Dia membukuk begitu lama, menunggu Kaisar untuk mengizinkannya bangkit tapi keheningan jatuh setelahnya. Nero tidak berani bergerak, dia tidak ingin mengacaukan kesempatan ini. Dia harus terpilih. Ketika rasa putus asa merayap di dadanya pada kesunyian yang diperpanjang, ketika punggungnya terasa terlalu sakit karena membungkuk, dan akhirnya suara tajam Kaisar menyapunya.
"Bangkit!" Suara itu anehnya mengundang, hampir terasa ramah, dan ketika Nero bangkit, matanya menyapu karpet yang memanjang ke takhta. Dia menemukan bercak merah yang lebih gelap, dan telat untuk menyadari bahwa apa yang dia lihat adalah darah yang meresap di material karpet.
Detak jantung di tulang rusuknya meningkat. Tiba-tiba merasa begitu gugup dengan hanya berdiri di sana. Matanya mencari dengan liar, menemukan tiga mayat pesaingnya di tinggalkan di sisi takhta. Tersembunyi di bayang-bayang, hampir tidak terlihat oleh mata yang kurang jeli. Namun kemudian dia menemukan tiga gadis Ivory dengan wajah muram, pipi mereka masih basar dengan air mata. Mereka berdiri merapat di sisi jauh dinding. Diabaikan seolah mereka tidak lebih dari pajangan di ruangan itu.
Salah satu dari delapan anggota Griseo Kaisar yang berdiri di samping takhta emas berjalan ke arahnya, menawarkan pisau. Tidak ada kata-kata, dan Nero tidak tahu apa yang harus dia lakukan dengan itu, tapi dia masih mengambilnya. Mencengkeram gagang pisau seolah hidupnya bergantung pada bilah tipis di tangannya.

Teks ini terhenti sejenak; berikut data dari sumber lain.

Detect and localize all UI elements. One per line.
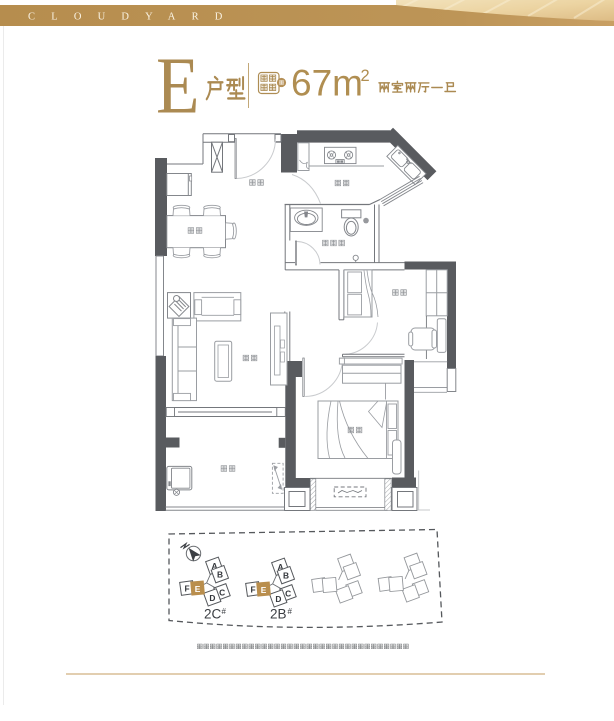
svg-text:F: F [184,584,189,594]
svg-text:B: B [283,571,289,581]
svg-text:2: 2 [361,67,370,85]
svg-text:#: # [222,607,227,616]
svg-text:E: E [156,43,199,131]
svg-text:F: F [250,585,255,595]
svg-text:C: C [285,588,291,598]
svg-text:67m: 67m [291,63,363,104]
svg-text:C: C [219,587,225,597]
svg-text:2B: 2B [270,607,287,622]
svg-text:CLOUDYARD: CLOUDYARD [28,12,239,23]
svg-text:2C: 2C [204,607,222,622]
svg-text:B: B [217,570,223,580]
svg-text:E: E [261,585,267,595]
svg-text:D: D [209,593,215,603]
svg-text:D: D [275,594,281,604]
svg-text:#: # [288,607,293,616]
svg-text:E: E [195,584,201,594]
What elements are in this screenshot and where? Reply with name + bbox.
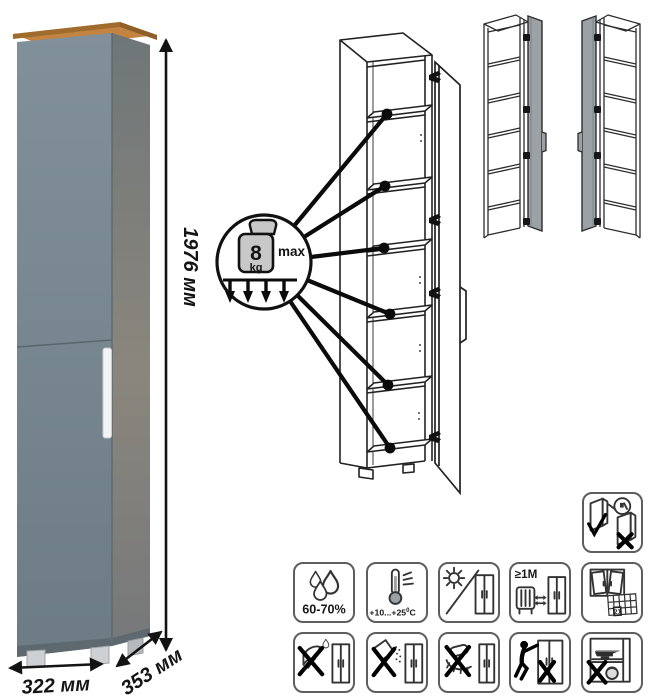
- cabinet-glyph: [479, 644, 494, 682]
- product-photo: 1976 мм 322 мм 353 мм: [0, 0, 220, 700]
- powder-box-icon: [374, 640, 394, 660]
- ventilation-calendar-icon: 21: [583, 564, 641, 621]
- temperature-label: +10...+250C: [369, 607, 416, 617]
- radiator-icon: [517, 587, 535, 613]
- no-abrasive-cleaning-icon: [368, 634, 426, 691]
- no-heavy-objects-icon: [583, 634, 641, 691]
- cabinet-glyph: [476, 575, 494, 613]
- care-icon-no-wet-sponge: [438, 632, 500, 693]
- care-icon-humidity: 60-70%: [293, 562, 355, 623]
- no-wet-sponge-icon: [440, 634, 498, 691]
- cabinet-door: [17, 33, 112, 657]
- no-dragging-icon: [511, 634, 569, 691]
- diagram-cabinet-outline: [340, 33, 432, 479]
- care-icon-no-abrasive: [366, 632, 428, 693]
- care-icon-door-mounting: [582, 492, 643, 553]
- calendar-day: 21: [614, 608, 622, 616]
- humidity-label: 60-70%: [302, 603, 345, 617]
- care-icon-ventilation: 21: [581, 562, 643, 623]
- variant-door: [523, 16, 546, 231]
- distance-label: ≥1М: [515, 568, 538, 581]
- spacing-arrows-icon: [534, 595, 546, 605]
- care-icon-sunlight: [438, 562, 500, 623]
- temperature-range-icon: +10...+250C: [368, 564, 426, 621]
- diagram-shelves: [367, 105, 432, 452]
- height-dimension: 1976 мм: [166, 40, 201, 650]
- load-qualifier: max: [278, 244, 306, 259]
- care-icon-temperature: +10...+250C: [366, 562, 428, 623]
- cabinet-render: [13, 22, 157, 668]
- no-direct-sunlight-icon: [440, 564, 498, 621]
- cabinet-glyph: [332, 644, 349, 682]
- shelf-load-diagram: 8 kg max: [215, 15, 477, 515]
- cabinet-glyph: [405, 644, 422, 682]
- kettlebell-icon: [606, 667, 618, 679]
- cabinet-glyph: [548, 577, 565, 613]
- door-mounting-check-icon: [584, 494, 641, 551]
- care-icon-no-heavy-objects: [581, 632, 643, 693]
- door-hinged-right-variant: [484, 15, 546, 238]
- humidity-icon: 60-70%: [295, 564, 353, 621]
- weight-icon: [250, 220, 276, 234]
- door-handle: [103, 348, 112, 438]
- diagram-door: [435, 62, 466, 493]
- heat-source-distance-icon: ≥1М: [511, 564, 569, 621]
- sun-icon: [444, 568, 465, 589]
- height-label: 1976 мм: [179, 227, 201, 307]
- variant-views: [478, 6, 646, 252]
- calendar-icon: 21: [608, 594, 637, 616]
- width-dimension: 322 мм: [10, 664, 102, 699]
- door-hinged-left-variant: [578, 15, 640, 238]
- load-unit: kg: [250, 262, 263, 274]
- depth-dimension: 353 мм: [117, 632, 187, 700]
- shelf-dots: [379, 109, 396, 454]
- product-sheet: 1976 мм 322 мм 353 мм: [0, 0, 648, 700]
- person-icon: [516, 641, 537, 679]
- cabinet-side: [112, 33, 150, 646]
- no-sharp-tools-icon: [295, 634, 353, 691]
- care-icon-no-dragging: [509, 632, 571, 693]
- care-icon-heat-distance: ≥1М: [509, 562, 571, 623]
- load-callout: 8 kg max: [217, 215, 311, 309]
- width-label: 322 мм: [21, 673, 91, 699]
- care-icon-no-sharp-tools: [293, 632, 355, 693]
- diagram-door-handle: [460, 287, 466, 343]
- open-window-icon: [591, 570, 625, 596]
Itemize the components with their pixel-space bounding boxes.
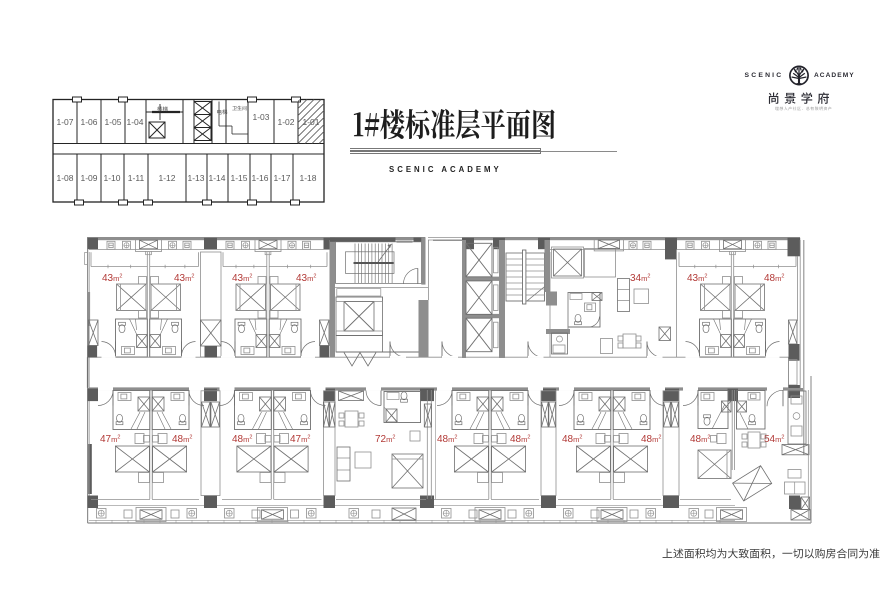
svg-text:34m2: 34m2 [630, 273, 650, 284]
svg-text:72m2: 72m2 [375, 434, 395, 445]
svg-text:48m2: 48m2 [562, 434, 582, 445]
svg-text:48m2: 48m2 [690, 434, 710, 445]
svg-text:48m2: 48m2 [641, 434, 661, 445]
svg-text:47m2: 47m2 [290, 434, 310, 445]
svg-text:43m2: 43m2 [232, 273, 252, 284]
svg-text:48m2: 48m2 [172, 434, 192, 445]
svg-text:48m2: 48m2 [232, 434, 252, 445]
svg-text:43m2: 43m2 [296, 273, 316, 284]
svg-text:43m2: 43m2 [102, 273, 122, 284]
svg-text:48m2: 48m2 [510, 434, 530, 445]
svg-text:43m2: 43m2 [174, 273, 194, 284]
svg-text:48m2: 48m2 [437, 434, 457, 445]
svg-text:47m2: 47m2 [100, 434, 120, 445]
svg-text:43m2: 43m2 [687, 273, 707, 284]
svg-text:48m2: 48m2 [764, 273, 784, 284]
svg-text:54m2: 54m2 [764, 434, 784, 445]
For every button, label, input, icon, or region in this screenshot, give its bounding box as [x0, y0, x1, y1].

"Pilih!" ucap Kaisar ketika pintu di sisi lain ruang takhta terbuka, tempat pelayan mendorong seorang gadis Ivory dengan gaun putih tersandung ke dalam ruangan. Detik itu Nero menyadari kemiripan gaun yang dimiliki gadis itu dengan tiga Ivory di sisi dinding. Kemudian matanya melebar saat dia menyadari siapa Ivory yang baru saja bergabung bersamanya di ruang takhta.

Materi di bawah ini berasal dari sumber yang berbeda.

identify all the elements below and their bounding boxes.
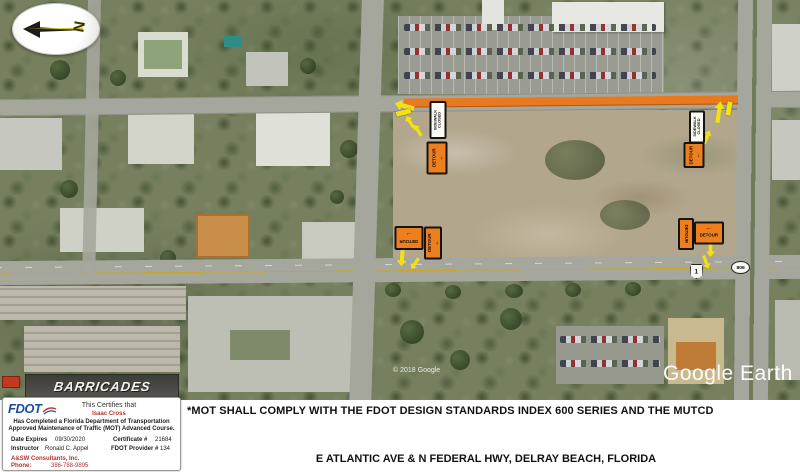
detour-label: DETOUR	[399, 239, 418, 243]
detour-arrow-icon: ←	[438, 155, 442, 161]
detour-sign: DETOUR →	[394, 226, 423, 250]
parking-lot-bottom	[556, 326, 664, 384]
townhouse-row	[0, 286, 186, 320]
tree	[60, 180, 78, 198]
tree	[300, 58, 316, 74]
certifies-label: This Certifies that	[43, 402, 175, 409]
road-n-federal-hwy	[734, 0, 772, 400]
tree	[330, 190, 344, 204]
road-ne-7th-ave	[349, 0, 384, 400]
tree	[110, 70, 126, 86]
building-roof	[224, 36, 242, 47]
detour-sign: DETOUR ←	[426, 141, 447, 174]
certificate-label: Certificate #	[113, 437, 147, 443]
sidewalk-closed-label: SIDEWALK CLOSED	[693, 116, 701, 137]
google-copyright: © 2018 Google	[393, 367, 440, 374]
parked-cars-row	[404, 24, 656, 31]
date-expires-label: Date Expires	[11, 437, 47, 443]
tree	[385, 283, 401, 297]
instructor-value: Ronald C. Appel	[45, 446, 88, 452]
building-roof	[0, 118, 62, 170]
townhouse-row	[24, 326, 180, 372]
certificate-value: 21684	[155, 437, 172, 443]
us-1-label: 1	[695, 268, 699, 275]
detour-label: DETOUR	[684, 225, 688, 244]
mot-compliance-note: *MOT SHALL COMPLY WITH THE FDOT DESIGN S…	[187, 405, 787, 417]
instructor-label: Instructor	[11, 446, 39, 452]
building-roof	[256, 110, 330, 166]
detour-label: DETOUR	[688, 146, 692, 165]
building-roof	[60, 208, 144, 252]
building-roof	[144, 40, 182, 69]
tree	[50, 60, 70, 80]
tree	[400, 320, 424, 344]
north-arrow-compass: N	[12, 3, 100, 55]
location-title: E ATLANTIC AVE & N FEDERAL HWY, DELRAY B…	[180, 453, 792, 465]
tree	[340, 140, 358, 158]
tree	[445, 285, 461, 299]
tree	[450, 350, 470, 370]
detour-sign: ← DETOUR	[694, 221, 724, 244]
building-roof	[246, 52, 288, 86]
detour-arrow-icon: ←	[695, 152, 699, 158]
parked-cars-row	[560, 336, 660, 343]
sidewalk-closed-sign: SIDEWALK CLOSED	[689, 110, 705, 143]
parked-cars-row	[404, 72, 656, 79]
tree	[625, 282, 641, 296]
fdot-certification-card: FDOT This Certifies that Isaac Cross Has…	[2, 397, 181, 471]
detour-sign: DETOUR ←	[424, 226, 442, 259]
overgrowth-patch	[545, 140, 605, 180]
detour-label: DETOUR	[700, 233, 719, 237]
provider-value: 134	[160, 446, 170, 452]
date-expires-value: 09/30/2020	[55, 437, 85, 443]
satellite-map: SIDEWALK CLOSED DETOUR ← SIDEWALK CLOSED…	[0, 0, 800, 400]
completion-line-1: Has Completed a Florida Department of Tr…	[3, 419, 180, 425]
tree	[505, 284, 523, 298]
certified-name: Isaac Cross	[43, 411, 175, 417]
parked-cars-row	[560, 360, 660, 367]
sidewalk-closed-label: SIDEWALK CLOSED	[434, 109, 442, 130]
detour-label: DETOUR	[428, 233, 432, 252]
barricades-yard-flag	[2, 376, 20, 388]
completion-line-2: Approved Maintenance of Traffic (MOT) Ad…	[3, 426, 180, 432]
phone-label: Phone:	[11, 463, 31, 469]
provider-label: FDOT Provider #	[111, 446, 158, 452]
sr-806-route-shield: 806	[731, 261, 750, 274]
building-roof	[772, 120, 800, 180]
overgrowth-patch	[600, 200, 650, 230]
detour-arrow-icon: ←	[706, 226, 712, 230]
building-roof	[196, 214, 250, 258]
building-roof	[128, 112, 194, 164]
barricades-label: BARRICADES	[53, 379, 152, 394]
courtyard	[230, 330, 290, 360]
company-name: A&SW Consultants, Inc.	[11, 456, 79, 462]
fdot-logo-text: FDOT	[8, 401, 41, 416]
detour-sign: DETOUR ←	[683, 142, 704, 168]
detour-arrow-icon: →	[406, 232, 412, 236]
parked-cars-row	[404, 48, 656, 55]
google-earth-watermark: Google Earth	[663, 362, 793, 386]
building-roof	[772, 24, 800, 94]
barricades-building-sign: BARRICADES	[25, 374, 179, 398]
detour-arrow-icon: ←	[434, 240, 438, 246]
tree	[500, 308, 522, 330]
tree	[565, 283, 581, 297]
phone-value: 386-788-9895	[51, 463, 88, 469]
traffic-control-plan-page: SIDEWALK CLOSED DETOUR ← SIDEWALK CLOSED…	[0, 0, 800, 472]
sr-806-label: 806	[736, 265, 744, 271]
detour-sign: DETOUR	[678, 218, 694, 250]
detour-label: DETOUR	[431, 148, 435, 167]
sidewalk-closed-sign: SIDEWALK CLOSED	[429, 101, 446, 139]
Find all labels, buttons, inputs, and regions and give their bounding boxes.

"Iovita?" Pemahaman mengerikan jatuh pada Nero, dan dia tidak lagi yakin saat menatap bahu Iovita yang bergetar ketakutan. Air mata mulai jatuh, menciptakan sungai basah di pipi Iovita. Nero ingin meraihnya, menjauhkan gadis itu dari semua ini, tapi dia tidak bisa.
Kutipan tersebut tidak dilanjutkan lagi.